From 20 Exams to 9: What the “Evolved Q Grader” Really Means for the Coffee Industry

The Q Grader Program — for two decades the global benchmark for sensory certification — has just undergone a historic transformation.

Now under the Specialty Coffee Association (SCA), it moves from the old CQI model (20 exams, 9 modules) to a condensed version of 9 integrated exams.
Behind this structural change lies a deeper shift: a new way of defining quality.
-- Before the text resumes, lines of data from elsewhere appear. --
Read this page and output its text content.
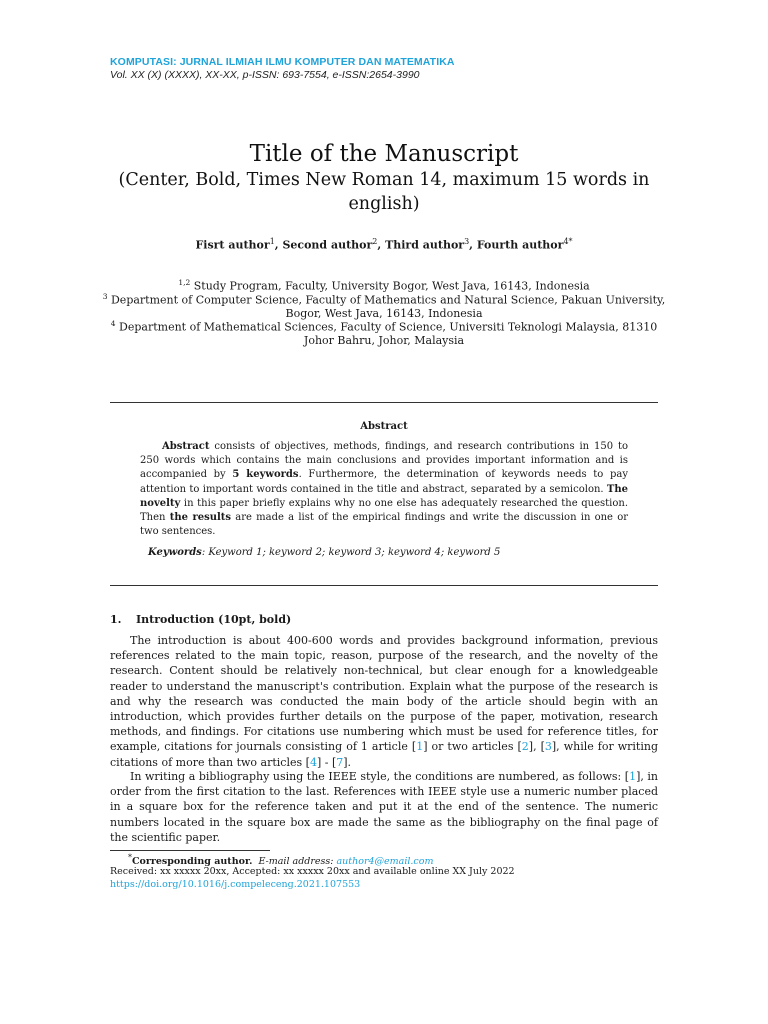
KOMPUTASI: JURNAL ILMIAH ILMU KOMPUTER DAN MATEMATIKA
Vol. XX (X) (XXXX), XX-XX, p-ISSN: 693-7554, e-ISSN:2654-3990
Title of the Manuscript
(Center, Bold, Times New Roman 14, maximum 15 words in english)
Fisrt author$^1$, Second author$^2$, Third author$^3$, Fourth author$^{4*}$
$^{1,2}$ Study Program, Faculty, University Bogor, West Java, 16143, Indonesia
$^3$ Department of Computer Science, Faculty of Mathematics and Natural Science, Pakuan University, Bogor, West Java, 16143, Indonesia
$^4$ Department of Mathematical Sciences, Faculty of Science, Universiti Teknologi Malaysia, 81310 Johor Bahru, Johor, Malaysia
Abstract
Abstract consists of objectives, methods, findings, and research contributions in 150 to 250 words which contains the main conclusions and provides important information and is accompanied by 5 keywords. Furthermore, the determination of keywords needs to pay attention to important words contained in the title and abstract, separated by a semicolon. The novelty in this paper briefly explains why no one else has adequately researched the question. Then the results are made a list of the empirical findings and write the discussion in one or two sentences.
Keywords: Keyword 1; keyword 2; keyword 3; keyword 4; keyword 5
1. Introduction (10pt, bold)
The introduction is about 400-600 words and provides background information, previous references related to the main topic, reason, purpose of the research, and the novelty of the research. Content should be relatively non-technical, but clear enough for a knowledgeable reader to understand the manuscript's contribution. Explain what the purpose of the research is and why the research was conducted the main body of the article should begin with an introduction, which provides further details on the purpose of the paper, motivation, research methods, and findings. For citations use numbering which must be used for reference titles, for example, citations for journals consisting of 1 article [1] or two articles [2], [3], while for writing citations of more than two articles [4] - [7].
In writing a bibliography using the IEEE style, the conditions are numbered, as follows: [1], in order from the first citation to the last. References with IEEE style use a numeric number placed in a square box for the reference taken and put it at the end of the sentence. The numeric numbers located in the square box are made the same as the bibliography on the final page of the scientific paper.
*Corresponding author. E-mail address: author4@email.com
Received: xx xxxxx 20xx, Accepted: xx xxxxx 20xx and available online XX July 2022
https://doi.org/10.1016/j.compeleceng.2021.107553
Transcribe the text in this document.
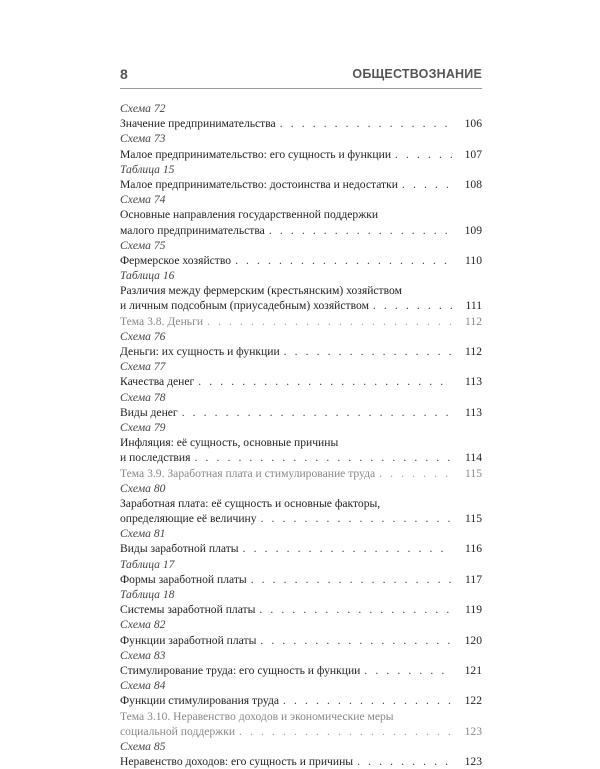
8	ОБЩЕСТВОЗНАНИЕ
Схема 72
Значение предпринимательства . . .	106
Схема 73
Малое предпринимательство: его сущность и функции . . .	107
Таблица 15
Малое предпринимательство: достоинства и недостатки . . .	108
Схема 74
Основные направления государственной поддержки
малого предпринимательства . . .	109
Схема 75
Фермерское хозяйство . . .	110
Таблица 16
Различия между фермерским (крестьянским) хозяйством
и личным подсобным (приусадебным) хозяйством . . .	111
Тема 3.8. Деньги . . .	112
Схема 76
Деньги: их сущность и функции . . .	112
Схема 77
Качества денег . . .	113
Схема 78
Виды денег . . .	113
Схема 79
Инфляция: её сущность, основные причины
и последствия . . .	114
Тема 3.9. Заработная плата и стимулирование труда . . .	115
Схема 80
Заработная плата: её сущность и основные факторы,
определяющие её величину . . .	115
Схема 81
Виды заработной платы . . .	116
Таблица 17
Формы заработной платы . . .	117
Таблица 18
Системы заработной платы . . .	119
Схема 82
Функции заработной платы . . .	120
Схема 83
Стимулирование труда: его сущность и функции . . .	121
Схема 84
Функции стимулирования труда . . .	122
Тема 3.10. Неравенство доходов и экономические меры
социальной поддержки . . .	123
Схема 85
Неравенство доходов: его сущность и причины . . .	123
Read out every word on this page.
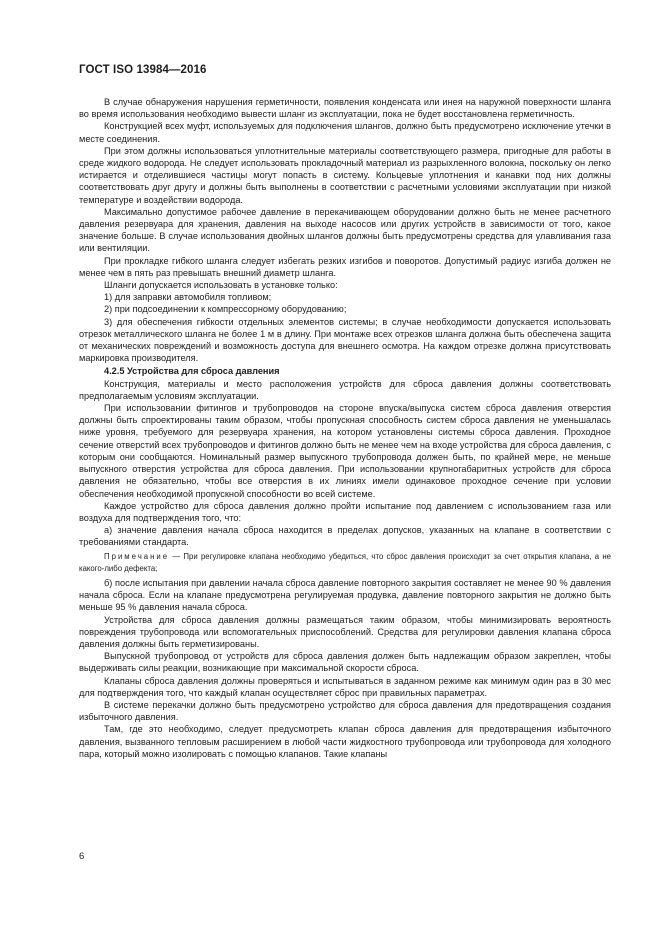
ГОСТ ISO 13984—2016

В случае обнаружения нарушения герметичности, появления конденсата или инея на наружной поверхности шланга во время использования необходимо вывести шланг из эксплуатации, пока не будет восстановлена герметичность.

Конструкцией всех муфт, используемых для подключения шлангов, должно быть предусмотрено исключение утечки в месте соединения.

При этом должны использоваться уплотнительные материалы соответствующего размера, пригодные для работы в среде жидкого водорода. Не следует использовать прокладочный материал из разрыхленного волокна, поскольку он легко истирается и отделившиеся частицы могут попасть в систему. Кольцевые уплотнения и канавки под них должны соответствовать друг другу и должны быть выполнены в соответствии с расчетными условиями эксплуатации при низкой температуре и воздействии водорода.

Максимально допустимое рабочее давление в перекачивающем оборудовании должно быть не менее расчетного давления резервуара для хранения, давления на выходе насосов или других устройств в зависимости от того, какое значение больше. В случае использования двойных шлангов должны быть предусмотрены средства для улавливания газа или вентиляции.

При прокладке гибкого шланга следует избегать резких изгибов и поворотов. Допустимый радиус изгиба должен не менее чем в пять раз превышать внешний диаметр шланга.

Шланги допускается использовать в установке только:

1) для заправки автомобиля топливом;

2) при подсоединении к компрессорному оборудованию;

3) для обеспечения гибкости отдельных элементов системы; в случае необходимости допускается использовать отрезок металлического шланга не более 1 м в длину. При монтаже всех отрезков шланга должна быть обеспечена защита от механических повреждений и возможность доступа для внешнего осмотра. На каждом отрезке должна присутствовать маркировка производителя.

4.2.5 Устройства для сброса давления

Конструкция, материалы и место расположения устройств для сброса давления должны соответствовать предполагаемым условиям эксплуатации.

При использовании фитингов и трубопроводов на стороне впуска/выпуска систем сброса давления отверстия должны быть спроектированы таким образом, чтобы пропускная способность систем сброса давления не уменьшалась ниже уровня, требуемого для резервуара хранения, на котором установлены системы сброса давления. Проходное сечение отверстий всех трубопроводов и фитингов должно быть не менее чем на входе устройства для сброса давления, с которым они сообщаются. Номинальный размер выпускного трубопровода должен быть, по крайней мере, не меньше выпускного отверстия устройства для сброса давления. При использовании крупногабаритных устройств для сброса давления не обязательно, чтобы все отверстия в их линиях имели одинаковое проходное сечение при условии обеспечения необходимой пропускной способности во всей системе.

Каждое устройство для сброса давления должно пройти испытание под давлением с использованием газа или воздуха для подтверждения того, что:

а) значение давления начала сброса находится в пределах допусков, указанных на клапане в соответствии с требованиями стандарта.

Примечание — При регулировке клапана необходимо убедиться, что сброс давления происходит за счет открытия клапана, а не какого-либо дефекта;

б) после испытания при давлении начала сброса давление повторного закрытия составляет не менее 90 % давления начала сброса. Если на клапане предусмотрена регулируемая продувка, давление повторного закрытия не должно быть меньше 95 % давления начала сброса.

Устройства для сброса давления должны размещаться таким образом, чтобы минимизировать вероятность повреждения трубопровода или вспомогательных приспособлений. Средства для регулировки давления клапана сброса давления должны быть герметизированы.

Выпускной трубопровод от устройств для сброса давления должен быть надлежащим образом закреплен, чтобы выдерживать силы реакции, возникающие при максимальной скорости сброса.

Клапаны сброса давления должны проверяться и испытываться в заданном режиме как минимум один раз в 30 мес для подтверждения того, что каждый клапан осуществляет сброс при правильных параметрах.

В системе перекачки должно быть предусмотрено устройство для сброса давления для предотвращения создания избыточного давления.

Там, где это необходимо, следует предусмотреть клапан сброса давления для предотвращения избыточного давления, вызванного тепловым расширением в любой части жидкостного трубопровода или трубопровода для холодного пара, который можно изолировать с помощью клапанов. Такие клапаны

6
The new SCA “Evolved Q” is based on the Coffee Value Assessment (CVA): four domains — physical, descriptive, affective, and extrinsic.
The famous 100-point form remains, but it’s no longer the center of gravity.

Advantages
• Efficiency: 9 exams reduce fatigue and barriers to entry.
• Evolution: All coffees have a value and CVA allows them to give this value, it is not only for Specialty Coffees. New modern post-harvest processes couldn’t be scored with the 2004 cupping form, CVA allows them to have a value as well. More inclusive at the end.
• Accessibility: tiered pricing and faster retakes make certification more inclusive.
• Relevance: the CVA aligns better with how buyers actually evaluate coffees today — not just by score, but by value narrative.
• Modernization: it invites producers and cuppers from origin countries into the quality conversation as storytellers, not just data providers.

Limitations
• Less granularity: fewer tests mean fewer checkpoints for error detection.
• Higher stakes: failing one exam can invalidate the entire course.
• Subjectivity: the “extrinsic” domain (traceability, branding, social impact) depends on interpretation.
• Transition friction: for now, two systems coexist — CQI’s legacy and SCA’s new model.

The Real Questions
Will coffee professionals embrace this as a modern, inclusive evolution — or see it as a downgrade of the once-elite Q Grader status?
Does simplifying sensory certification risk diluting the definition of Specialty Coffee, traditionally anchored above 80 points?
Or is it finally time to move beyond numbers toward a richer, multidimensional definition of value?